Le Pen noted the “degree of concern you have in the face of the worrying deterioration of the situation in our country.” She added that their concern “requires, in a democracy, the search for a political solution, concretised by a project of change that must be confirmed by the vote of the French. This is the object of my campaign and my candidacy for the Presidency of the Republic, with the goal of a government of National Union.”
Her decision to salute generals planning the massacre of thousands in France, with a clumsy attempt to teach them a lesson in “democracy,” confirms that a “National Union” regime led by Le Pen would be violently reactionary and bloodthirsty.
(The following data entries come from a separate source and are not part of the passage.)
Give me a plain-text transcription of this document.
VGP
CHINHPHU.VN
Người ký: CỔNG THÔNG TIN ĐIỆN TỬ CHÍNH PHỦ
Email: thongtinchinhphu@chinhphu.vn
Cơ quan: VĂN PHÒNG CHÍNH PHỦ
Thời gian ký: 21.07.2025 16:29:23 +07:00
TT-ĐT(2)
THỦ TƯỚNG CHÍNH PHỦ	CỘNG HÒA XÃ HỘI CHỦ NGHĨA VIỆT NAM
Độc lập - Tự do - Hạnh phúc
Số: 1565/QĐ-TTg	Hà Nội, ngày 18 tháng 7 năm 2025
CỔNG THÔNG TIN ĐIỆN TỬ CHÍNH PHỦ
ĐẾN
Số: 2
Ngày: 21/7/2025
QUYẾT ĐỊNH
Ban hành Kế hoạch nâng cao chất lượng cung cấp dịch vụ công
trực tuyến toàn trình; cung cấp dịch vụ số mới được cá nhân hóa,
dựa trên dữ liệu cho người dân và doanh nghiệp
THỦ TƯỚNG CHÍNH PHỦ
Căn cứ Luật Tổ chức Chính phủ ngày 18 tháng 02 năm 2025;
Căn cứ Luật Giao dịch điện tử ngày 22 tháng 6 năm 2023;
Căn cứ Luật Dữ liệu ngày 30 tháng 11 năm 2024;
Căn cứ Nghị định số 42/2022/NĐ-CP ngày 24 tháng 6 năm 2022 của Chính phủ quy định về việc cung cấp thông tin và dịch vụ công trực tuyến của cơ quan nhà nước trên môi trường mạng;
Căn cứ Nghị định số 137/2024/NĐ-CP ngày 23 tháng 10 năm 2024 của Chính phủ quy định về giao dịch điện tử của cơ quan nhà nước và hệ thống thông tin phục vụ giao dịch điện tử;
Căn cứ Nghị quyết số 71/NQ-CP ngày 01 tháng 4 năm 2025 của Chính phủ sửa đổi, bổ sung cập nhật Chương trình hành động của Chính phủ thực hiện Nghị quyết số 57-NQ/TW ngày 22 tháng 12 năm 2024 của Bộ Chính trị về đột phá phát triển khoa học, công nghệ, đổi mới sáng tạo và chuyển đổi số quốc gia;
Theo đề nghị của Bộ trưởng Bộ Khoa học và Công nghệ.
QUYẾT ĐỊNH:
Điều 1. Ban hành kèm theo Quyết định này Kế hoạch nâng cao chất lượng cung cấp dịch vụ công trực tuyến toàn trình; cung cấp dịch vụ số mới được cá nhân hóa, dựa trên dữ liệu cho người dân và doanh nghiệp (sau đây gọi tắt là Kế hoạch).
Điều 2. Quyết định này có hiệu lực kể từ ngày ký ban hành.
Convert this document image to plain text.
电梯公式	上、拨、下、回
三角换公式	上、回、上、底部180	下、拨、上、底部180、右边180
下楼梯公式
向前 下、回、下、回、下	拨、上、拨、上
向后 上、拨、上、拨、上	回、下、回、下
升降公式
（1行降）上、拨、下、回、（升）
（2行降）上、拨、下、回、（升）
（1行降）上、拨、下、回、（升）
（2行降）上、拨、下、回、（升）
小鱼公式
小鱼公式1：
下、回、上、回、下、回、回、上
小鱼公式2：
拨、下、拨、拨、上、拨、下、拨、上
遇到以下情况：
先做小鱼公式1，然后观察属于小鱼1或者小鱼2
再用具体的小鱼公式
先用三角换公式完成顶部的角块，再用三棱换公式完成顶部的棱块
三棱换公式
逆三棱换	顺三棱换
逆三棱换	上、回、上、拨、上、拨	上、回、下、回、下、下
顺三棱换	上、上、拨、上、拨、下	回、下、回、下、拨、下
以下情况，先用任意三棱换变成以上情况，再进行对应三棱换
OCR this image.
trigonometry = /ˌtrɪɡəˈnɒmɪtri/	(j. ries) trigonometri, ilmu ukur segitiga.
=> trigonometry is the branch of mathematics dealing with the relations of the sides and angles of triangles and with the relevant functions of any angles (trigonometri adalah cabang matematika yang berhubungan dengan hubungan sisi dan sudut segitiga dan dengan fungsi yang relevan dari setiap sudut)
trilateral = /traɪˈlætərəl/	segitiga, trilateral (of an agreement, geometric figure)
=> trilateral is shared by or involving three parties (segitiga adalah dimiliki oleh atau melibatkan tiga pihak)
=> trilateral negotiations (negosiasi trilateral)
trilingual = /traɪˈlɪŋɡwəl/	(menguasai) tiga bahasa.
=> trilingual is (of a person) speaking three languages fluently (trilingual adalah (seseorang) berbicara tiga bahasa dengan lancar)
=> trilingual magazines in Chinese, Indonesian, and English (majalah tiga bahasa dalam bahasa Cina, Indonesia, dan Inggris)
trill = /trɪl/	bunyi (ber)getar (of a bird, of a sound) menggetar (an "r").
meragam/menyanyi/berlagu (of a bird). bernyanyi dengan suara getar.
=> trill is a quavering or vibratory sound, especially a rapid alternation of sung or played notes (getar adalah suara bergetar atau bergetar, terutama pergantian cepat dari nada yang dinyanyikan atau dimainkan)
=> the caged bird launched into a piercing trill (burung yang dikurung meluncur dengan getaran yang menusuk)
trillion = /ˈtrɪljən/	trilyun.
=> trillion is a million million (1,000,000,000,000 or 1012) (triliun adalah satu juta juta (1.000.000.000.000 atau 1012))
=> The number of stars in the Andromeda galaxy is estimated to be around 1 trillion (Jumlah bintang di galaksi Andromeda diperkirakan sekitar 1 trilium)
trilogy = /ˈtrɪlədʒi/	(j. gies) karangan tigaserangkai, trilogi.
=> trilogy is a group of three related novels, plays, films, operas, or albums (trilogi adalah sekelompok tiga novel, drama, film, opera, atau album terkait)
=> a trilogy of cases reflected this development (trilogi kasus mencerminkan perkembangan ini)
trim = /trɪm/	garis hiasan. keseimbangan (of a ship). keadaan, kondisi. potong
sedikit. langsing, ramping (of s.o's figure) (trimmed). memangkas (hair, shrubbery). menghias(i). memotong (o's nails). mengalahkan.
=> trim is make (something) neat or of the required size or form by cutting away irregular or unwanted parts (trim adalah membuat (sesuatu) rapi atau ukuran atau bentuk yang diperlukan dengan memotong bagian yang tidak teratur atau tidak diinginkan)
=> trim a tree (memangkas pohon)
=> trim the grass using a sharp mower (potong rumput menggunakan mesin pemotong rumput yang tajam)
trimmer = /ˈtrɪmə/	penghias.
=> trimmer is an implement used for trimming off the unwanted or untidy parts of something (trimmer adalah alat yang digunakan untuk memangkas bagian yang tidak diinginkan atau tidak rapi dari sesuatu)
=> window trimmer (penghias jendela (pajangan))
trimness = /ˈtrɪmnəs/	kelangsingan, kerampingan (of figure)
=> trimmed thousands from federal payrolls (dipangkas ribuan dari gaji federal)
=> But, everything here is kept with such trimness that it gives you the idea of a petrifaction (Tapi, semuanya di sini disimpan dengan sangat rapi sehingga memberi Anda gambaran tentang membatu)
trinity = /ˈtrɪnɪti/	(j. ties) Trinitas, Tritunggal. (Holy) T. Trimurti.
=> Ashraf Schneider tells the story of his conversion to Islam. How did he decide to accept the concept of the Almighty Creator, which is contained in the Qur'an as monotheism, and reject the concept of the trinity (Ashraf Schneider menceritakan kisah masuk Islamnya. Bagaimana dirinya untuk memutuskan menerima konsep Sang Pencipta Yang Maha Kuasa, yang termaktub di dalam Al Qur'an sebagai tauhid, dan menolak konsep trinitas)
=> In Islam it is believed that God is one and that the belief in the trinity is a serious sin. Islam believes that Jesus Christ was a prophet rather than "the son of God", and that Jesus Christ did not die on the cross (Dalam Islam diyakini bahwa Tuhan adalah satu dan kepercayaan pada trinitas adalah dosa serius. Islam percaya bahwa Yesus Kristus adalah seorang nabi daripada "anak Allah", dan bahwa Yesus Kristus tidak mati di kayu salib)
The current government, which is passing fascistic laws and whose coronavirus policy has caused more than 100,000 deaths during the pandemic, does not, however, represent a democratic alternative to Le Pen.
The Minister of the Armed Forces in the Macron government, Florence Parly, reacted last night on Twitter by first trying to minimise the entire affair. “The irresponsible tribune published in Valeurs Actuelles is only signed by retired military personnel, who no longer have any function in our armies and only represent themselves,” she wrote.
Parly also posed as a more responsible militarist than Le Pen: “Madame Le Pen’s words reflect a serious misunderstanding of the military institution, which is worrying for someone who wants to become head of the armed forces. … The politicisation of the armed forces suggested by Madame Le Pen would weaken our military tool and therefore France.”